La presencia institucional a pie de volcán no es una garantía pero tampoco es solo propaganda: es un recordatorio de que el Estado se encuentra de forma permanente en la Palma. Hay toda una serie de recursos y mecanismos que vinculan a la isla con el resto de la nación. Sus habitantes no han quedado abandonados a su suerte, sino que cuentan con el respaldo de todo el país. Por supuesto, tras la escenificación, el país debe asegurarse de que el apoyo no quede en meras palabras, y que los palmeros reciban toda la ayuda que corresponde. Contra la España vacía de Del Molino es un libro que persigue la esperanza refutando un sinfín de tópicos-lastre, muchos de ellos procedentes de eso que hemos dado en llamar saber popular, pero que generalmente es un cóctel de pensamiento mágico, ignorancia y bulos.
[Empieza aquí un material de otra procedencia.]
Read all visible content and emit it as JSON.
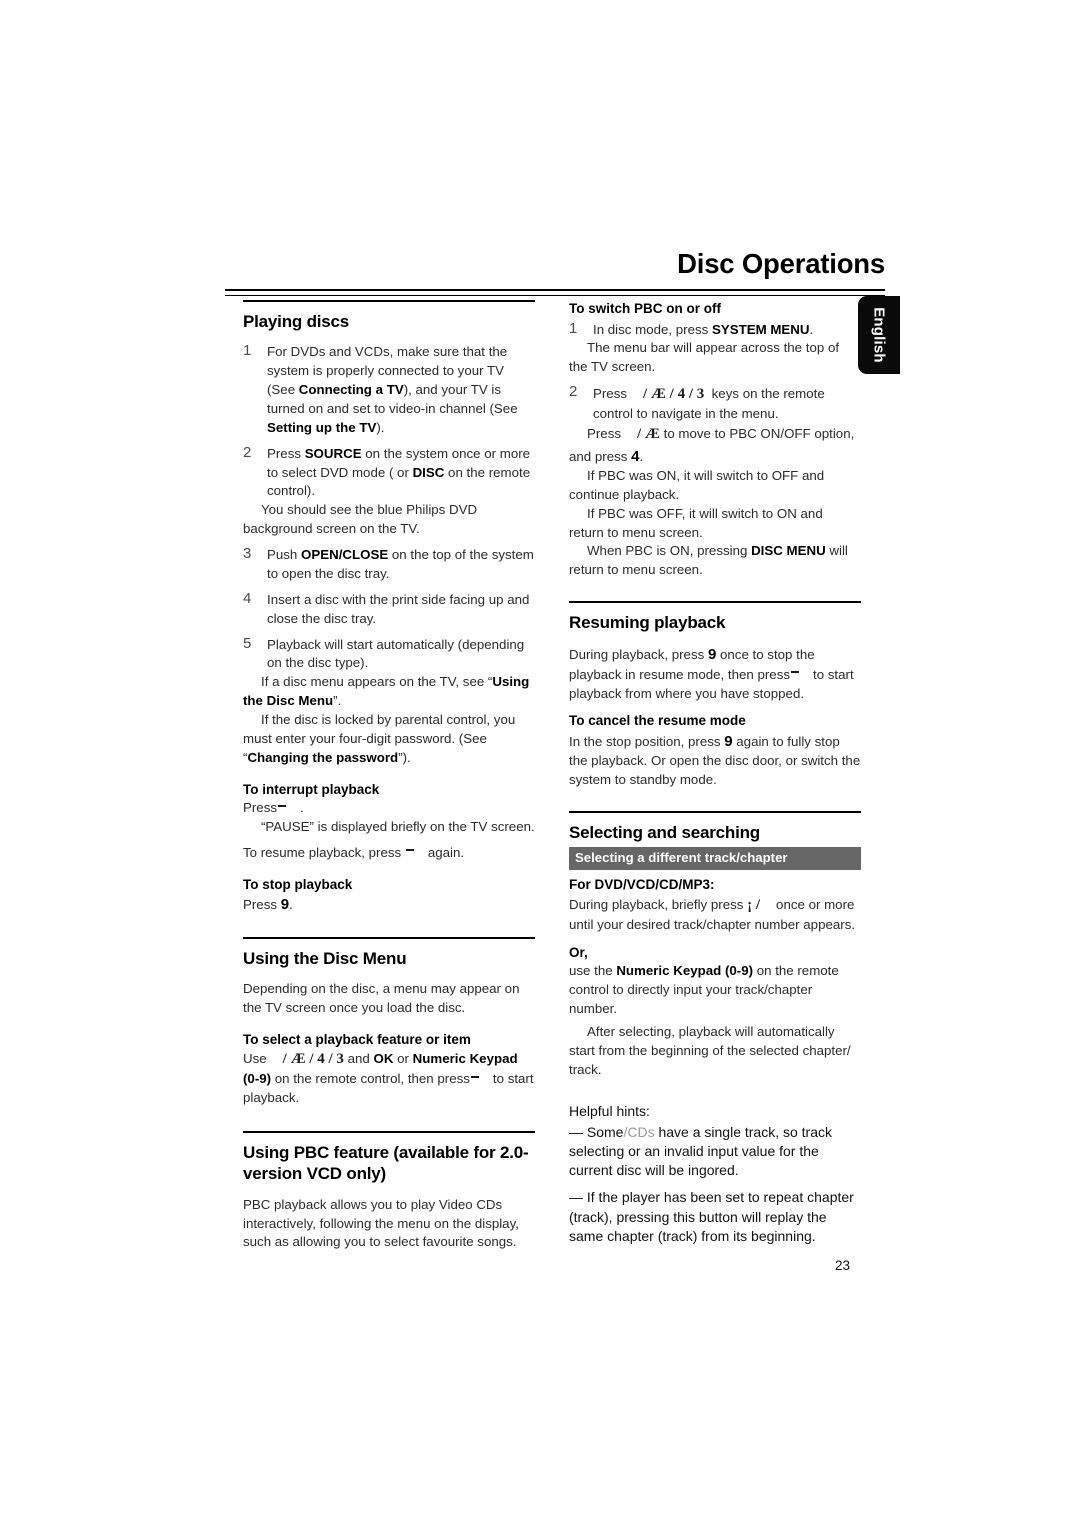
{
  "document": {
    "title": "Disc Operations",
    "language_tab": "English",
    "page_number": "23"
  },
  "left_column": {
    "playing_discs": {
      "heading": "Playing discs",
      "steps": [
        {
          "number": "1",
          "text_1": "For DVDs and VCDs, make sure that the system is properly connected to your TV (See ",
          "bold_1": "Connecting a TV",
          "text_2": "), and your TV is turned on and set to video-in channel (See ",
          "bold_2": "Setting up the TV",
          "text_3": ")."
        },
        {
          "number": "2",
          "text_1": "Press ",
          "bold_1": "SOURCE",
          "text_2": " on the system once or more to select DVD mode ( or ",
          "bold_2": "DISC",
          "text_3": " on the remote control).",
          "continuation": "You should see the blue Philips DVD background screen on the TV."
        },
        {
          "number": "3",
          "text_1": "Push ",
          "bold_1": "OPEN/CLOSE",
          "text_2": " on the top of the system to open the disc tray."
        },
        {
          "number": "4",
          "text_1": "Insert a disc with the print side facing up and close the disc tray."
        },
        {
          "number": "5",
          "text_1": "Playback will start automatically (depending on the disc type).",
          "continuation_1_a": "If a disc menu appears on the TV, see “",
          "continuation_1_bold": "Using the Disc Menu",
          "continuation_1_b": "”.",
          "continuation_2_a": "If the disc is locked by parental control, you must enter your four-digit password. (See “",
          "continuation_2_bold": "Changing the password",
          "continuation_2_b": "”)."
        }
      ],
      "interrupt": {
        "heading": "To interrupt playback",
        "press_label": "Press",
        "press_suffix": ".",
        "note": "“PAUSE” is displayed briefly on the TV screen.",
        "resume_prefix": "To resume playback, press",
        "resume_suffix": "again."
      },
      "stop": {
        "heading": "To stop playback",
        "press_label": "Press",
        "key": "9",
        "period": "."
      }
    },
    "disc_menu": {
      "heading": "Using the Disc Menu",
      "intro": "Depending on the disc, a menu may appear on the TV screen once you load the disc.",
      "select_feature": {
        "heading": "To select a playback feature or item",
        "use_label": "Use",
        "keys": "/ Æ  / 4  / 3",
        "mid_1": " and ",
        "bold_1": "OK",
        "mid_2": " or ",
        "bold_2": "Numeric Keypad (0-9)",
        "mid_3": " on the remote control, then press",
        "tail": "to start playback."
      }
    },
    "pbc": {
      "heading": "Using PBC feature (available for 2.0-version VCD only)",
      "body": "PBC playback allows you to play Video CDs interactively, following the menu on the display, such as allowing you to select favourite songs."
    }
  },
  "right_column": {
    "pbc_switch": {
      "heading": "To switch PBC on or off",
      "steps": [
        {
          "number": "1",
          "text_1": "In disc mode, press ",
          "bold_1": "SYSTEM MENU",
          "text_2": ".",
          "continuation": "The menu bar will appear across the top of the TV screen."
        },
        {
          "number": "2",
          "text_1": "Press",
          "keys": "/ Æ  / 4  / 3",
          "text_2": "keys on the remote control to navigate in the menu.",
          "continuation_1_a": "Press",
          "continuation_1_keys": "/ Æ",
          "continuation_1_b": "to move to PBC ON/OFF option, and press",
          "continuation_1_key2": "4",
          "continuation_1_c": ".",
          "continuation_2": "If PBC was ON, it will switch to OFF and continue playback.",
          "continuation_3": "If PBC was OFF, it will switch to ON and return to menu screen.",
          "continuation_4_a": "When PBC is ON, pressing ",
          "continuation_4_bold": "DISC MENU",
          "continuation_4_b": " will return to menu screen."
        }
      ]
    },
    "resuming": {
      "heading": "Resuming playback",
      "body_1": "During playback, press",
      "body_key": "9",
      "body_2": "once to stop the playback in resume mode, then press",
      "body_3": "to start playback from where you have stopped.",
      "cancel": {
        "heading": "To cancel the resume mode",
        "text_1": "In the stop position, press",
        "key": "9",
        "text_2": "again to fully stop the playback. Or open the disc door, or switch the system to standby mode."
      }
    },
    "selecting": {
      "heading": "Selecting and searching",
      "banner": "Selecting a different track/chapter",
      "for_label": "For DVD/VCD/CD/MP3:",
      "body_1": "During playback, briefly press",
      "keys": "¡  /",
      "body_2": "once or more until your desired track/chapter number appears.",
      "or_label": "Or,",
      "or_1": "use the ",
      "or_bold": "Numeric Keypad (0-9)",
      "or_2": " on the remote control to directly input your track/chapter number.",
      "or_cont": "After selecting, playback will automatically start from the beginning of the selected chapter/ track."
    },
    "hints": {
      "heading": "Helpful hints:",
      "hint_1_a": "— Some",
      "hint_1_dim": "/CDs",
      "hint_1_b": " have a single track,  so track selecting or an invalid input value for the current disc will be ingored.",
      "hint_2": "—  If the player has been set to repeat chapter (track), pressing this button will replay the same chapter (track) from its beginning."
    }
  },
  "colors": {
    "banner_bg": "#666666",
    "tab_bg": "#0a0a0a",
    "body_text": "#2b2b2b",
    "dim_text": "#9a9a9a"
  }
}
Pese a que el autor contempla que cualquier país necesita creerse tres o cuatro mentiras sobre sí mismo para existir, y que como se mencionaba en La España vacía, la tradición no es más que una mentira compartida como si fuese verdad, la refutación alcanza todo tipo de autoengaños: desde los que explicaban por qué el impacto del virus era peor aquí por culpa de lo besucones y simpaticotes que somos, al capitalismo de ficción cuya mercancía es el humo®. Es cierto que la visión del autor sobre el territorio a veces adquiere una tonalidad que puede resultar demasiado lúgubre —las torres que languidecen en forma de campanarios de provincias—, y que hay episodios que escuecen por diferentes motivos, como lo es que el libro está escrito con gran talento e inteligencia, que se desarrolla con un certero sentido del humor, y que ofrece de forma permanente la sugerencia de no tomarlo todo tan en serio, que se aplica al Timberg melancólico y cascarrabias, al cilicio de Harari o al rapidísimo Zizek, pero también, por extensión, a todo lo demás.